In 2001 Bonds broke the single-season record for home runs, with 73, as well as the mark for walks, with 177. To hit so many home runs under any circumstance is incredible, to have done it in a season when pitchers worked around you at a record clip is all the more remarkable. Little did I know that the 2001-level of working around him was only the beginning. The following year he drew 198 walks, and in 2004 that number rose to 232, including a record-shattering 120 times intentional walks. His on-base percentage was .609, another record, and one that looks like a typo.
My favorite Bonds moment from those years wasn't any of the record-breaking ones. Instead it's from the second day of the 2002 season. I was at Brothers, a mediocre bar in Iowa City where my college friends and I spent a lot of time for some reason. I was a few weeks away from graduating.

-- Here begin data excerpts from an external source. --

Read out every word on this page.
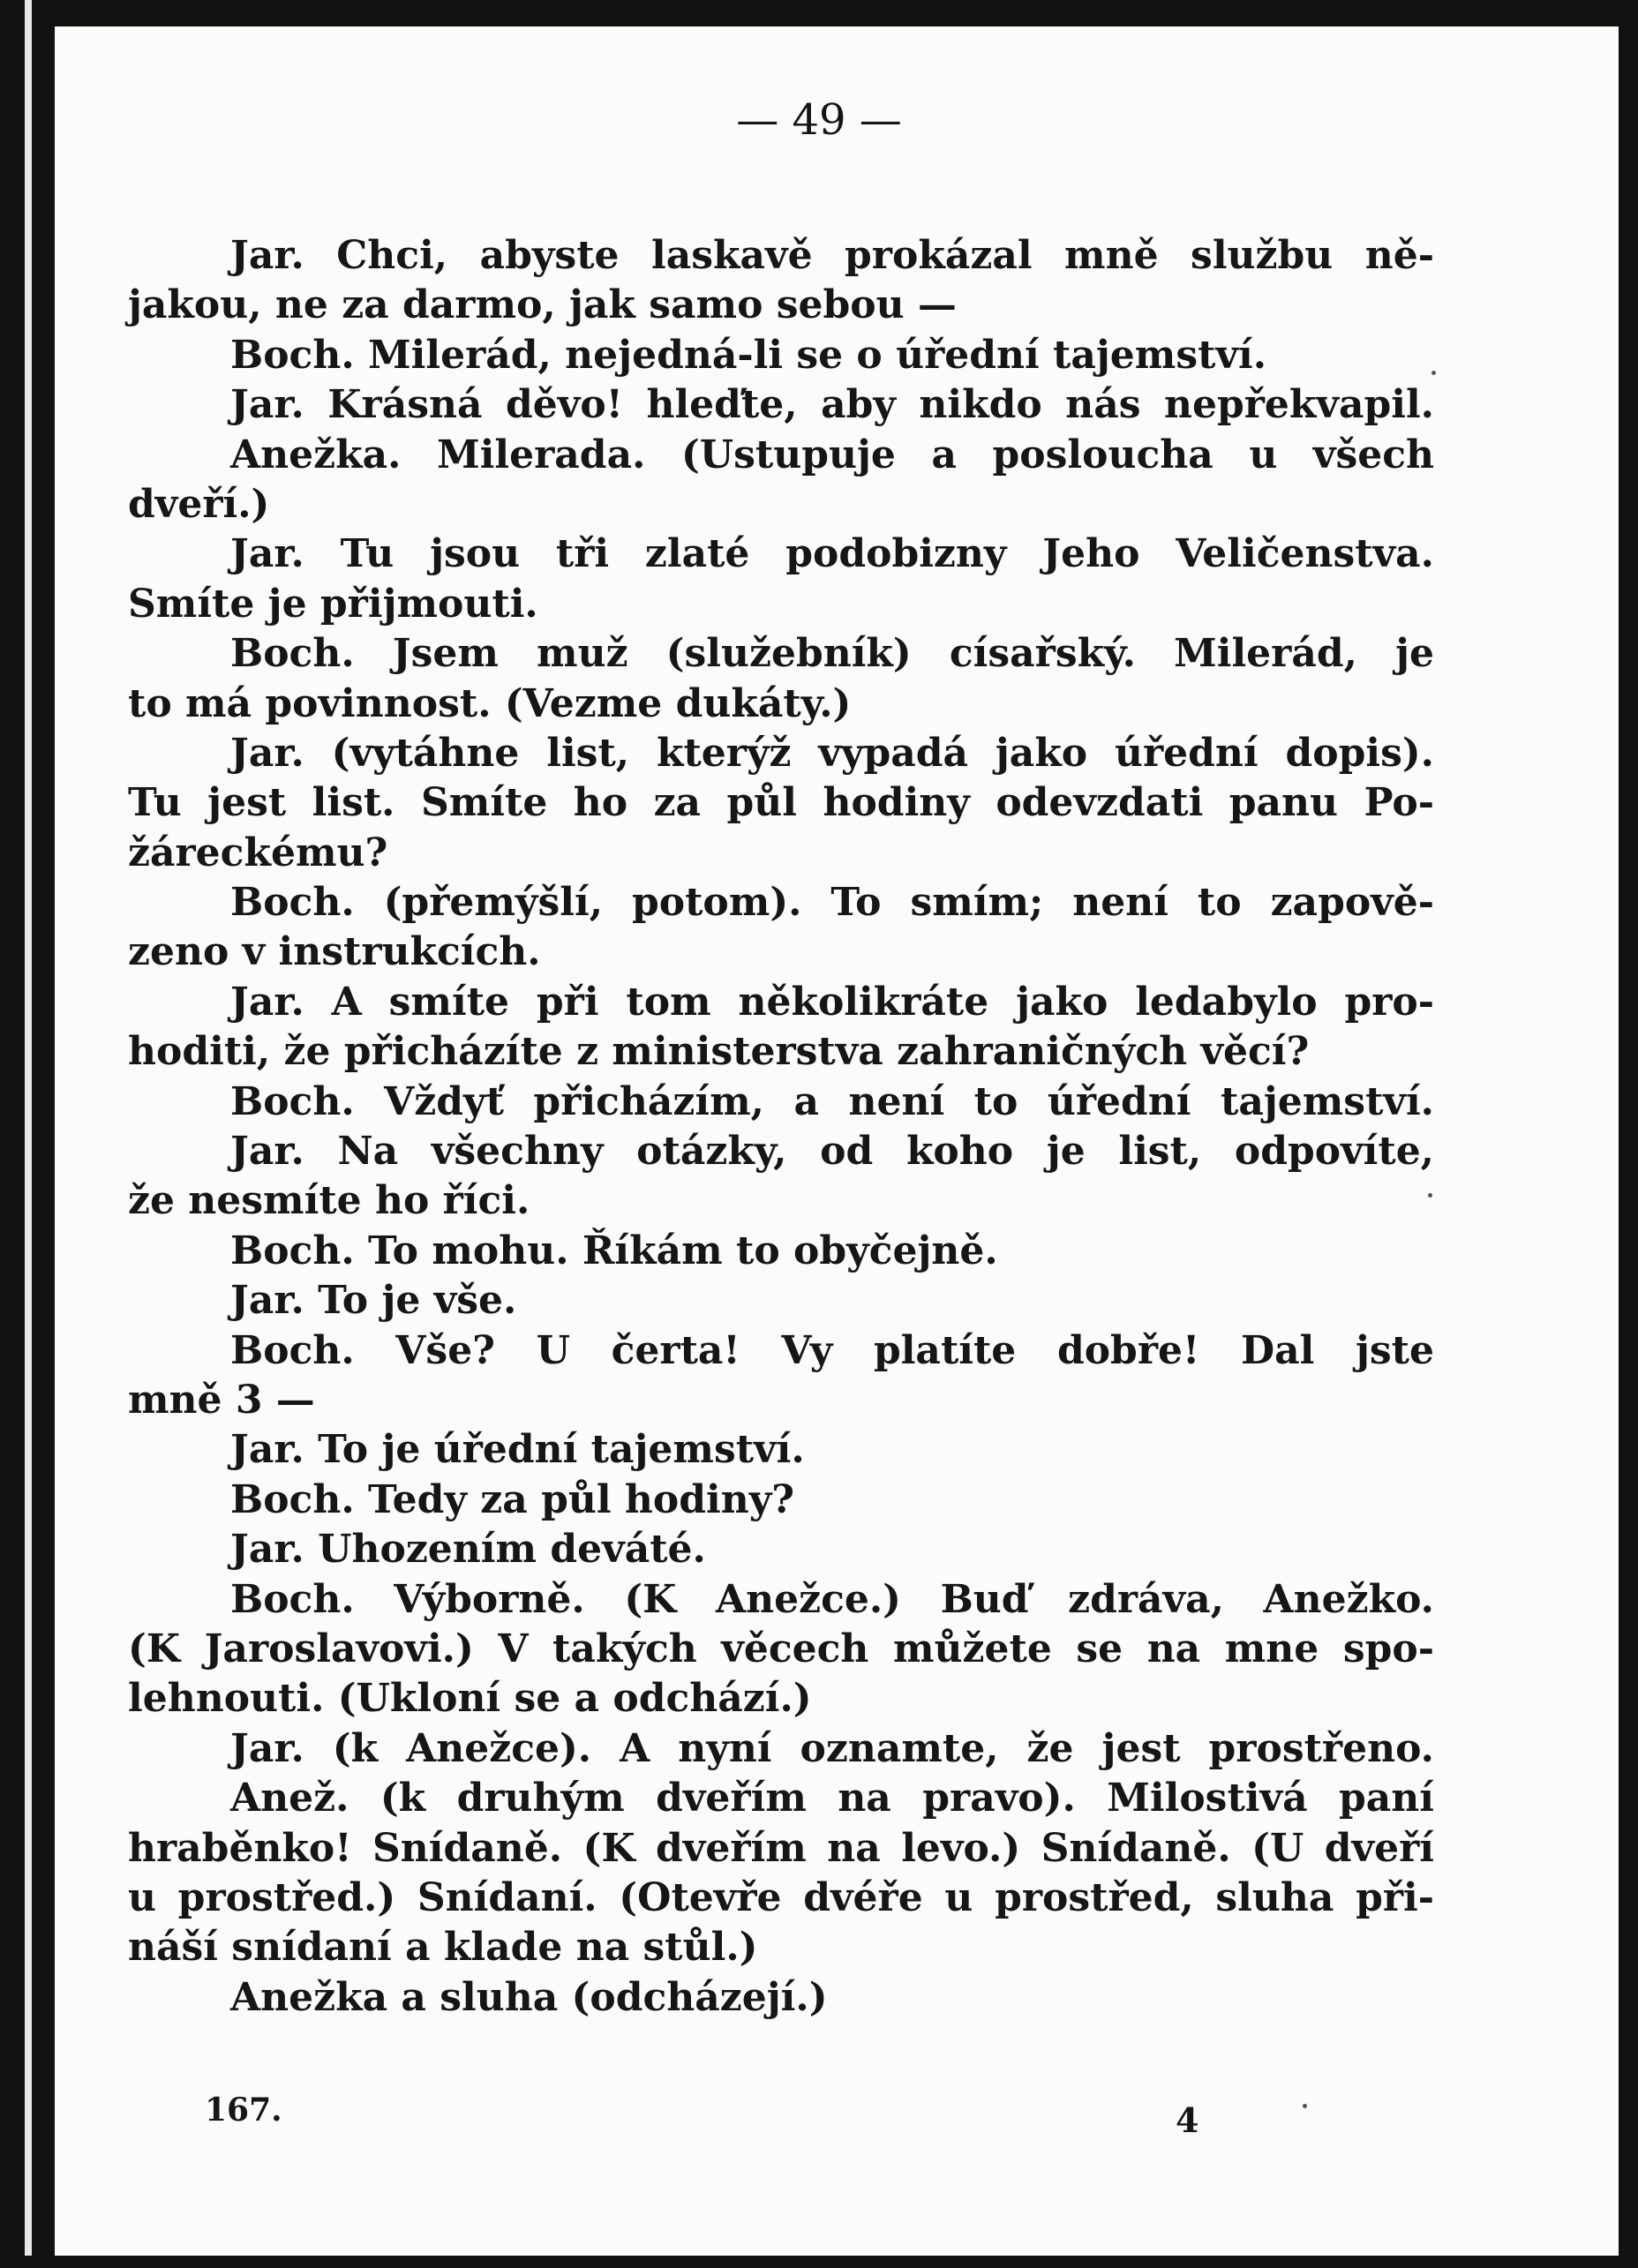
— 49 —
Jar. Chci, abyste laskavě prokázal mně službu ně-
jakou, ne za darmo, jak samo sebou —
Boch. Milerád, nejedná-li se o úřední tajemství.
Jar. Krásná děvo! hleďte, aby nikdo nás nepřekvapil.
Anežka. Milerada. (Ustupuje a posloucha u všech
dveří.)
Jar. Tu jsou tři zlaté podobizny Jeho Veličenstva.
Smíte je přijmouti.
Boch. Jsem muž (služebník) císařský. Milerád, je
to má povinnost. (Vezme dukáty.)
Jar. (vytáhne list, kterýž vypadá jako úřední dopis).
Tu jest list. Smíte ho za půl hodiny odevzdati panu Po-
žáreckému?
Boch. (přemýšlí, potom). To smím; není to zapově-
zeno v instrukcích.
Jar. A smíte při tom několikráte jako ledabylo pro-
hoditi, že přicházíte z ministerstva zahraničných věcí?
Boch. Vždyť přicházím, a není to úřední tajemství.
Jar. Na všechny otázky, od koho je list, odpovíte,
že nesmíte ho říci.
Boch. To mohu. Říkám to obyčejně.
Jar. To je vše.
Boch. Vše? U čerta! Vy platíte dobře! Dal jste
mně 3 —
Jar. To je úřední tajemství.
Boch. Tedy za půl hodiny?
Jar. Uhozením deváté.
Boch. Výborně. (K Anežce.) Buď zdráva, Anežko.
(K Jaroslavovi.) V takých věcech můžete se na mne spo-
lehnouti. (Ukloní se a odchází.)
Jar. (k Anežce). A nyní oznamte, že jest prostřeno.
Anež. (k druhým dveřím na pravo). Milostivá paní
hraběnko! Snídaně. (K dveřím na levo.) Snídaně. (U dveří
u prostřed.) Snídaní. (Otevře dvéře u prostřed, sluha při-
náší snídaní a klade na stůl.)
Anežka a sluha (odcházejí.)
167.	4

Bonds, coming off those 73 home runs the season before, had homered twice on Opening Day. I'm not sure if the game was actually on at the bar, or if they were just cutting in to show his at bats, but in the first inning he launched one into the seats. The Dodgers intentionally walked him after that, but the next time he came to bat, they decided to pitch to him, and he blasted another one way over the fence. Just 13 innings into the season, and he had already hit four home runs. I remember the overwhelming giddiness I felt as he trotted around the bases, because absolutely anything seemed possible. No other moment from more than three decades of following baseball has given me the same sensation.

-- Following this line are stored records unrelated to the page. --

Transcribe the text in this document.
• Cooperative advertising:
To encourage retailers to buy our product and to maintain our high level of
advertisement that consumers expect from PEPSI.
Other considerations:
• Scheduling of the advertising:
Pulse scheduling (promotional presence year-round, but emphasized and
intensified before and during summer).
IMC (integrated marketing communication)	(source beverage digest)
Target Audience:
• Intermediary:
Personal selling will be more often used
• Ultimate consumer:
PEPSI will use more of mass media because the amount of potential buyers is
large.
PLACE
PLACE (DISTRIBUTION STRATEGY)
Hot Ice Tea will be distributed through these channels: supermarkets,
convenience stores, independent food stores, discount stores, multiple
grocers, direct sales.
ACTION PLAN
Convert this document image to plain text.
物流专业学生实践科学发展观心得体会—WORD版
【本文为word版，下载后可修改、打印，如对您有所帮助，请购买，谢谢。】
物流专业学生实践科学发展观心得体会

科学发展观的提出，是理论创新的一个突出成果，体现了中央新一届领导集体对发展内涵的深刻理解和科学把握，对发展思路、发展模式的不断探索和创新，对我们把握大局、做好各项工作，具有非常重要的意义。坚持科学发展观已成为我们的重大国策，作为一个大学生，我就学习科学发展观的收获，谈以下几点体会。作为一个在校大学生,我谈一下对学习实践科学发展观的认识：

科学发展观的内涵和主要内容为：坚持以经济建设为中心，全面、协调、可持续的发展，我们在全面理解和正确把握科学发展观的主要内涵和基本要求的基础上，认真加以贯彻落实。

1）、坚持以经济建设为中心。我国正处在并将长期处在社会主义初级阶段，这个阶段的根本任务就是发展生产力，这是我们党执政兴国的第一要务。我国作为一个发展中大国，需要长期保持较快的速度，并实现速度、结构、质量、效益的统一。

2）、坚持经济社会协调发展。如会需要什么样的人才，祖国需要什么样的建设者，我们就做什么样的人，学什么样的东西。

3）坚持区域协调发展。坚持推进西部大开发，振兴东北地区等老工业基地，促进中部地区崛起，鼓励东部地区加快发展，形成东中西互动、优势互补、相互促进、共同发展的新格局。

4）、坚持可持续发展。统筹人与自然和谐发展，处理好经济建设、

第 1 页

During those four years, Bonds had a batting line of .349/.559/.809. He set new single-season records for home runs, walks, intentional walks, on-base percentage, slugging percentage, and OPS. He led the Giants to within a win of their first World Series championship in 48 years, batting .356/.581/.978 in 17 postseason games that October, with a postseason record 8 home runs. He was voted NL MVP all four times. He passed 700 career home runs, putting him in the neighborhood of the biggest record in American sports.

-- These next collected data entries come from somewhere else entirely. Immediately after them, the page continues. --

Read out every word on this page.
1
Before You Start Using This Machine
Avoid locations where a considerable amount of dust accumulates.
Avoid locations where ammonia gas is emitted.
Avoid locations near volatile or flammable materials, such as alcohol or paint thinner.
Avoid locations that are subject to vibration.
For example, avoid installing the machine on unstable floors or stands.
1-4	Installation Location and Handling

By August 7, 2007, Bonds had tied Henry Aaron's all-time home run record. I was working as a waiter and bartender during graduate school at the time, and was cleaning up after a dinner shift that night when Bonds came to bat in the 5th inning. The game was out west, so it was late in Chicago. The only people still at the restaurant were me, the manager, and a couple of the line cooks. Even though it felt inevitable, when Bonds ripped a 3-2 pitch deep into the seats, I was struck by the momentousness of the occasion. It had been 33 years since Aaron broke Ruth's record, after Ruth had held the record for more than half a century. There was no telling if I'd ever see anyone break that record again.
My awe was interrupted a few seconds after Bonds crossed home plate by my boss: "Whatever... He's still a cheater." Bonds was blacklisted at the end of that season, the only player ever to hit 28 home runs and lead the league in on-base percentage, but find himself unable to get a contract offer. It's been ten years since Bonds played his last game, and the passage of time has done little to soften the disdain many feel for him. I understand the disdain, and I know all the arguments against Barry Bonds, both the PED use and his surly attitude toward the press and some teammates. I could give a longer response to them, but the short answer will suffice: I don't care.
Barry Bonds was the greatest ballplayer I've ever seen.